Salinas hoped that political change would flow smoothly from economic reform. Instead, pent-up demand for democracy will erupt on Aug. 21 in what may be a historic presidential election. In the days that follow, Mexico could irreversibly become a truly modern, civil society. Or the country could start a descent into political chaos and bloodshed. And since Mexico shares a leaky, 2,000-mile-long border with the United States, such chaos could spill north: the stakes, in other words, could hardly be higher.

For Mexico, 1994 has been the year of living dangerously, and the dangers are not over. In January hundreds died in a peasant uprising in the southern state of Chiapas – an uprising that shattered Mexico’s boasted stability and exposed the inequities in Salinas’s free-market economic reforms. In March, Luis Donaldo Colosio, the presidential candidate of the Institutional Revolutionary Party (PRI), was assassinated in Tijuana. In May, after Diego Fernandez de Cevallos, the candidate of the conservative National Action Party (PAN), squashed Colosio’s successor, Ernesto Zedillo, in a TV debate, Mexicans started to think the unthinkable – that the PRI, which has been synonymous with the state for 65 years, might actually lose power. And recently Subcomandante Marcos, the leader of the Zapatista guerrillas in Chiapas, told Newsweek that his army is ready to attack again if Zedillo “wins” a fraudulent election. Marcos claims that he has allies around Mexico. “They’re in the north as well as the south,” he says. “Even if we’re annihilated here . . . we’re no longer the only problem.”

Despite the unexpectedly strong showing by Fernandez, recent opinion polls suggest that Zedillo will indeed win the election, with Fernandez second and Cuauhtemoc Cardenas, the candidate of the leftist Democratic Revolutionary Party (PRD), third. Will the voting be clean? Mexican officials are eager to describe the lengths to which they have gone to ensure that it is – snazzy ID cards, sophisticated computers, “audits” of the electoral roll by management consultants. What a pity that none of this may matter: even if every well-groomed consultant declares the voting to be spanking clean, a close election may well lead to protests and violence.

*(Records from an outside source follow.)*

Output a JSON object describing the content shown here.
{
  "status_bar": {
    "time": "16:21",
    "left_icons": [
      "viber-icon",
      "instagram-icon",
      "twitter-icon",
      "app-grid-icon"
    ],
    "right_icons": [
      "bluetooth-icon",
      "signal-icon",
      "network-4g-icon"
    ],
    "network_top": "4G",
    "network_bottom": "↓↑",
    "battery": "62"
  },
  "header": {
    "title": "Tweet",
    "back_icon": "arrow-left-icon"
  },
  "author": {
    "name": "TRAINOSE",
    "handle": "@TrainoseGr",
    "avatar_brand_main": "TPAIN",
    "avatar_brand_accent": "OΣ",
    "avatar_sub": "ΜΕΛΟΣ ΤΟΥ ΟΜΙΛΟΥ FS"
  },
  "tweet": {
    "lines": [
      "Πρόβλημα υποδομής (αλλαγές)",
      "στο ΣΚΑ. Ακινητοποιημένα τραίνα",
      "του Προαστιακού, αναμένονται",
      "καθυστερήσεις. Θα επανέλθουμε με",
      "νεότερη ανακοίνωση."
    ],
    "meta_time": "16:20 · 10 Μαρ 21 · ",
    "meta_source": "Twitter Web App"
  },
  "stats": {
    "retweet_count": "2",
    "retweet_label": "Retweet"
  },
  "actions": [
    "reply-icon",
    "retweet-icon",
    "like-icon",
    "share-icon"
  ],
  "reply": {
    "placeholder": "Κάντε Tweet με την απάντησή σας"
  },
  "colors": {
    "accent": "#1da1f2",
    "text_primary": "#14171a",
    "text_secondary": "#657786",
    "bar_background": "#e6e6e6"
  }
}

Why? Because for many Mexicans, of both right and left, the acid test of the country’s political maturity is for the PRI to lose power. If Zedillo were the warmest, most charismatic politician in the country (and he emphatically is not), he would still be tainted as the candidate of the PRI – the corporatist apparatus that for years distributed favors and stole votes from its opponents. Party insiders say, almost pleadingly, that they have changed. “The party has to live not as part of the government,” says PRI president Ignacio Pichardo, “but independent of it.” To which the opposition reply is simple: “Prove it. Give up power.”

This year, that’s unlikely to happen. Fernandez, unlike Zedillo, is charismatic, but his policies are confused. Sometimes he hardly seems to want victory. “I have no idea where this campaign is going,” says an exasperated aide. Cardenas was a populist messiah in 1988, when he says he was robbed of victory; but he is dour and untelegenic and looks more this year like a left-wing anachronism. But if Zedillo does win, and if Mexicans believe that he wins cleanly – if Fernandez and Cardenas concede graciously, if Marcos slips back into obscurity – then those with an eye on history will set out to apportion (or grab) credit for the outcome.

Salinas will undoubtedly say that a clean election, universally accepted, is his doing. After the uprising in Chiapas and the assassination of Colosio, Mexican public opinion dismissed Salinas as irrelevant. But at a recent meeting with foreign reporters he was back to his old confident self. He is campaigning hard to be the first head of the new World Trade Organization – and it would not hurt if he convinced the rest of the world that he is a great democrat. That is a title he doesn’t deserve. His government’s economic reforms were often brilliant and brave. But if Mexico is truly on the edge of democracy it is less because of Salinas than because a changing Mexico forced the PRI to change, too. Political violence shocked even skeptical or complacent Mexicans into embracing the idea of reform. Individuals can take credit, as well: Mexico’s new honest journalists, its eloquent intellectuals, the scores of panistas and cardenistas who for years have fought to reform the electoral laws, the thousands of Mexicans who will be watching for irregularities at the polling booths. Indeed, history may even thank Subcomandante Marcos, not for taking up the gun but for the fierce language with which, from January to this month’s “national democratic convention” in Chiapas, he damned the PRI’s monopoly of power. A broad coalition of Mexicans are determined to win the honest, accountable government that they have never been given. Making history, the hard way.